Jackson's court-appointed defense attorneys, Gregg Steinberg and Richard Kuritz, will have a chance to present evidence of Jackson's deprived childhood and his birth to a drug-addicted mother before Weatherby pronounces his sentence.
The same jury of seven women and five men found Jackson guilty May 7 of two counts or first-degree murder, robbery and kidnapping in the July 8, 2005, killings of Reggie and Carol Sumner, both 61.
Jackson was the first of three participants to go on trial in the killings. A fourth man pleaded guilty and is testifying against the others. Jackson had contended that he just wanted to rob the Sumners and knew nothing of the plan to kidnap and murder the couple until he walked up on two co-defendants shoveling dirt on the couple.
Prosecutors Jay Plotkin and Alan Mizrahi convinced the jury earlier that Jackson had masterminded the plot whereby the Sumners were kidnapped from their St. Nicholas home, stuffed in the trunk of their car and driven to South Georgia woods where they were buried alive in a grave that had been dug days earlier.
"Relief" was how Carol Sumner's daughter, Rhonda Alford of Charleston, S.C., said she felt after the jury rendered its advisory sentence recommendation after 95 minutes of deliberation.
The jury's recommended sentence "shows the system seems to work.
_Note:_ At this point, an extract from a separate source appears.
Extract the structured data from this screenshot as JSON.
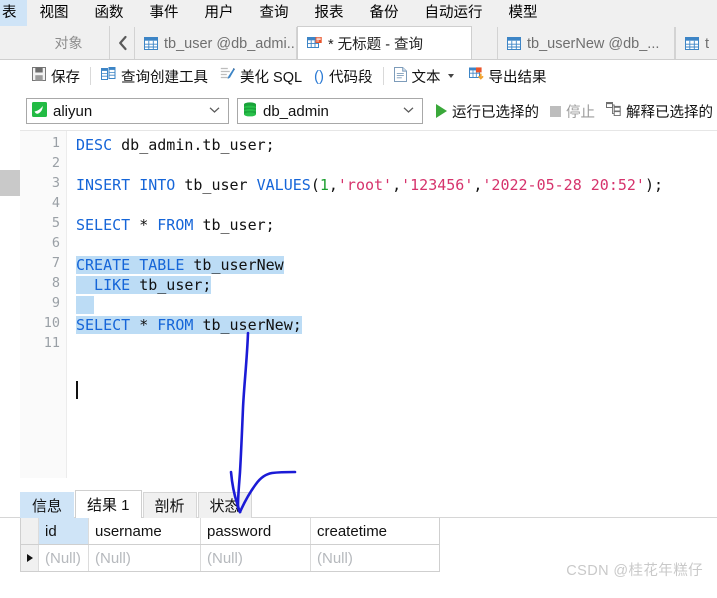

It doesn't take away much of the pain, but it is an end to this part," said Fred Hallock, Carol Sumner's son, also of Charleston.
Of the others charged in the murders, Bruce Nixon, 19, pleaded guilty to second-degree murder and testified against Jackson. Tiffany Ann Cole, 25, Jackson's girlfriend, and Alan Lyndell Wade, 19, are awaiting trial and face possible death sentences.